Они все подходили и подходили, медленно, крадучись, словно шакалы. Дани сжалась пружиной. Вот он, этот миг, ее последний шанс…

– Ты гляди, у нее на шее цацка.

– Ее тоже заберем…

– И колечко.

Пискнув, она поднырнула под протянутую руку и со всех сил рванула туда, где путь уже был свободен. Шаг. Другой. Пульс грохочет в ушах, отмеряя мгновения.

…И жесткие руки, перехватившие поперек туловища.

Все-таки не смогла, попалась.

– Отпустите! – крикнула она, но из горла выполз сдавленный хрип, – помогиииите!

– Сладкая цыпочка, – ужасные, отвратительные руки шарили по телу, – мммм, сочная сладкая цыпочка. Кривой, держи побрякушку. Да, и колечко надо снять.

Шею ожгло болью, и из глаз брызнули слезы. Кулон, который купил Аламар…

– Нееет! Отдай! Отдай немедленно!

И, развернувшись, пропахала ногтями грязную физиономию.

– Ах ты сука!

Скулу ожгло болью, голова мотнулась, и на миг перед глазами все померкло.

– Ну все, цыпа. Я хотел быть с тобой нежным, но уже не получится.

– Помогите! – прохрипела Дани, понимая, что ее уже никто не услышит, а если и услышит, то точно не поможет.

Горожанам сейчас не до нее. И полиция наверняка далеко.

Спина больно ударилась о лед, Дани извернулась ужом, поползла на локтях, поднимаясь… проклиная свою медлительность, и это длинное тяжелое платье. Ее дернули за шкирку, снова швырнули на спину.
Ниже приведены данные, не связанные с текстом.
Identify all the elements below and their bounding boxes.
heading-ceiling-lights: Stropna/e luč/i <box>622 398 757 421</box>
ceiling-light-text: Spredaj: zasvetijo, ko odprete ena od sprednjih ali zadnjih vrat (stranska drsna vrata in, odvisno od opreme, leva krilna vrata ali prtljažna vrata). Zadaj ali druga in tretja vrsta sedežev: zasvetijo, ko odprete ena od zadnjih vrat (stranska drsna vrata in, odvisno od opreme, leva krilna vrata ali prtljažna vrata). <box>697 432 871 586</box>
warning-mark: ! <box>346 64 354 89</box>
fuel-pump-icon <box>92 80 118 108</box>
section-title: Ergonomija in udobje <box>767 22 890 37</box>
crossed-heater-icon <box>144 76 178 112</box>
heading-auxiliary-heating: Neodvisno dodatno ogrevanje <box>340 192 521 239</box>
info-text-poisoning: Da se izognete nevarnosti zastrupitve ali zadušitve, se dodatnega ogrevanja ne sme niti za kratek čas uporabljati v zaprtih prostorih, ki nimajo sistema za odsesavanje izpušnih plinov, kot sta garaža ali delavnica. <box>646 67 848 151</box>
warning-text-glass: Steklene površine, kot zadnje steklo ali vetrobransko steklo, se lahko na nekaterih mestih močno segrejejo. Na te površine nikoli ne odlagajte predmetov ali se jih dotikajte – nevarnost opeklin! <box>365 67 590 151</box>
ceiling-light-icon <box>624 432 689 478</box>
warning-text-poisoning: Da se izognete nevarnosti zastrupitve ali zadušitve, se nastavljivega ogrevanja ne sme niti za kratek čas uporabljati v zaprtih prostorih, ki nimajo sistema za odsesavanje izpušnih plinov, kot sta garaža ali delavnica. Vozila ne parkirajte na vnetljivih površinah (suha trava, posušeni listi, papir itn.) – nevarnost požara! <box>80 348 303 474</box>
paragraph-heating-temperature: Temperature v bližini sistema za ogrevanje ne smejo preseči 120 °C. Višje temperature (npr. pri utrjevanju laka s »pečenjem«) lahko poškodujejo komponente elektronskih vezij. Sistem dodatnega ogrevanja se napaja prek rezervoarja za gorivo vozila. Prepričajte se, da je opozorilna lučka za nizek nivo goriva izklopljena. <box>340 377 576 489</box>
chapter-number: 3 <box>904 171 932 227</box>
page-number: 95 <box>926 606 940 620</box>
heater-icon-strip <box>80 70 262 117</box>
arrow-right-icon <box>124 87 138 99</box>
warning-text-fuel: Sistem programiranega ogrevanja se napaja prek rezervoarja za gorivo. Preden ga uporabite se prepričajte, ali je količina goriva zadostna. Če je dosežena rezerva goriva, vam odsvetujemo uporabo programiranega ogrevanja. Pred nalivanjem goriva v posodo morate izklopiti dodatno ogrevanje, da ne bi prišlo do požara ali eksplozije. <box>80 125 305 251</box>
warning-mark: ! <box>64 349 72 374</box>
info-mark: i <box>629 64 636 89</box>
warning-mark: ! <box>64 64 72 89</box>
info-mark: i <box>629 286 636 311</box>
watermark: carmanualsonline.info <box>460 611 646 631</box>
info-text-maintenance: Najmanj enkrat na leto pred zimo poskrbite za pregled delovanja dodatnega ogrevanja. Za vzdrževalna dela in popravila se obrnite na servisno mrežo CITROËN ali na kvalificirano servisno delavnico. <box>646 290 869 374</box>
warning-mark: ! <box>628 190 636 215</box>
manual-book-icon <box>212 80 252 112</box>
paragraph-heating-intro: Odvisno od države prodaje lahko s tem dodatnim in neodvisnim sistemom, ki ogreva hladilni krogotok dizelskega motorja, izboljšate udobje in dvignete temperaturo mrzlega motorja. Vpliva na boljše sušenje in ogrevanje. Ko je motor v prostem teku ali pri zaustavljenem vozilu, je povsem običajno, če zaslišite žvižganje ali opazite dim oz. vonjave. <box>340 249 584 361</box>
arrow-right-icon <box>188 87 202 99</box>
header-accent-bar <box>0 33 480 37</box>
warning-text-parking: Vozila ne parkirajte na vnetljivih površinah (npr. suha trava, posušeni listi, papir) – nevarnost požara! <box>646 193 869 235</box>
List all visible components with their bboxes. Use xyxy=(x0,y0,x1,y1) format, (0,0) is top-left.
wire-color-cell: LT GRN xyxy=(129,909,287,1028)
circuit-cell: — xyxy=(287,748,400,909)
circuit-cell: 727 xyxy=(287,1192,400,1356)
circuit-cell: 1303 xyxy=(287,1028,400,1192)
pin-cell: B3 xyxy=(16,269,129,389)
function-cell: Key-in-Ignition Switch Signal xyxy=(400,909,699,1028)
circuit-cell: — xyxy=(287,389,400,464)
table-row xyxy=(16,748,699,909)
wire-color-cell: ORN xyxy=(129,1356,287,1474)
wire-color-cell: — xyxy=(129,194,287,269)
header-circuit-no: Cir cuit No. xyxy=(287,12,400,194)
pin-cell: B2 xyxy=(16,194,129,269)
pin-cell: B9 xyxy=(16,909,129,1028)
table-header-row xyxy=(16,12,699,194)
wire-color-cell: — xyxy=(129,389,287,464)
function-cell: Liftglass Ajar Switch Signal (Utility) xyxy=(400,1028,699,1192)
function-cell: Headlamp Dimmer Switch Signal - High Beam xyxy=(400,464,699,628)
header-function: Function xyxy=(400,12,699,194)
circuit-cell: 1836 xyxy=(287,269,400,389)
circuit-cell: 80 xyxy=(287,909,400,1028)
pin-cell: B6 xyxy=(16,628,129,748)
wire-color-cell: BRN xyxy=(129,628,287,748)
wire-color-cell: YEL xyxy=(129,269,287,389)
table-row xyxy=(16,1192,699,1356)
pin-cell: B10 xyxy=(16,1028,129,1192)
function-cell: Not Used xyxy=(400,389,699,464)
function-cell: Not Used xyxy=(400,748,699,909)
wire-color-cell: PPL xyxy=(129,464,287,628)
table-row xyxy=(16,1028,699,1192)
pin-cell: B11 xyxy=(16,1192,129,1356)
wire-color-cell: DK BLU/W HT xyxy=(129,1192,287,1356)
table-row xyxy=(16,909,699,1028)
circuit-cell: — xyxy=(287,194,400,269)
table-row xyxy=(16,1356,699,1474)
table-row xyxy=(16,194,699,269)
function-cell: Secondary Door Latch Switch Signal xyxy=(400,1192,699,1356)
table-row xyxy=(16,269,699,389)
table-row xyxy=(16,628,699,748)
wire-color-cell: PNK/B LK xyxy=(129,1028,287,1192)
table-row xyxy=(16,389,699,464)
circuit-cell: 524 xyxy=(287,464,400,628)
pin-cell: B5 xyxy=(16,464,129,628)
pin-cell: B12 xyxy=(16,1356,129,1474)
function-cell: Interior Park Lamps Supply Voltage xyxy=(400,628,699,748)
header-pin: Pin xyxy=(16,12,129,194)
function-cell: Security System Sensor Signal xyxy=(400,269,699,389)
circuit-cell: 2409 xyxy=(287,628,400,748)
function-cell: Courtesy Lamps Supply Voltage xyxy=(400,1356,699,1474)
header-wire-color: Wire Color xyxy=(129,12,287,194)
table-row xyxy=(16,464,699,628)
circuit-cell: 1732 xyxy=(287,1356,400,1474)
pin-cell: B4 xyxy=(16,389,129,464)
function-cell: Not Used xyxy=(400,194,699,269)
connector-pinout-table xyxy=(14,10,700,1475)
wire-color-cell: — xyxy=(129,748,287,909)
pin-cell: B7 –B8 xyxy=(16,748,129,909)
– Не трогай меня! – взвизгнула она, пнула ногой наугад, не глядя. Подонок утратил свои очертания, был как грязное пятно. Раздался поток брани, видать попала хорошо.

Дани снова поднялась на четвереньки, затем и вовсе выпрямилась, но ее тут же схватил черноглазый, больно сжал грудь.

– Слышь, Кривой… Я после тебя.

Дани резко закинула голову назад, затылок с хрустом врезался во что-то, и бандит взвыл не своим голосом, ослабив хватку. Дани вывернулась из его рук, но ее снова схватили. Она вырывалась и царапалась, но тот, грязный, с гнилыми зубами, теперь уже держал крепко. Прошептал на ухо, обдавая смрадом:

– Ну что, кошечка, добегалась? Была бы покладистой, мы бы с тобой повеселились и отпустили. А теперь…

И Дани ощутила, как к горлу прижалась холодная сталь.

Перед глазами все поплыло. Она осознавала, что именно с ней сейчас сделают эти отморозки, но не могла ровным счетом изменить. Слезы так и брызнули из глаз.

– Не надо… пожалуйста…

– А, вот ты как теперь заговорила, – удовлетворенно хмыкнули за спиной.

И Дани почувствовала, как ей задирают подол.

Сердце, казалось, подпрыгнуло к самому горлу, во рту разлился вкус железа. Серая стена дома внезапно накренилась, расплываясь, как будто охватывая ее. А потом накатило небытие.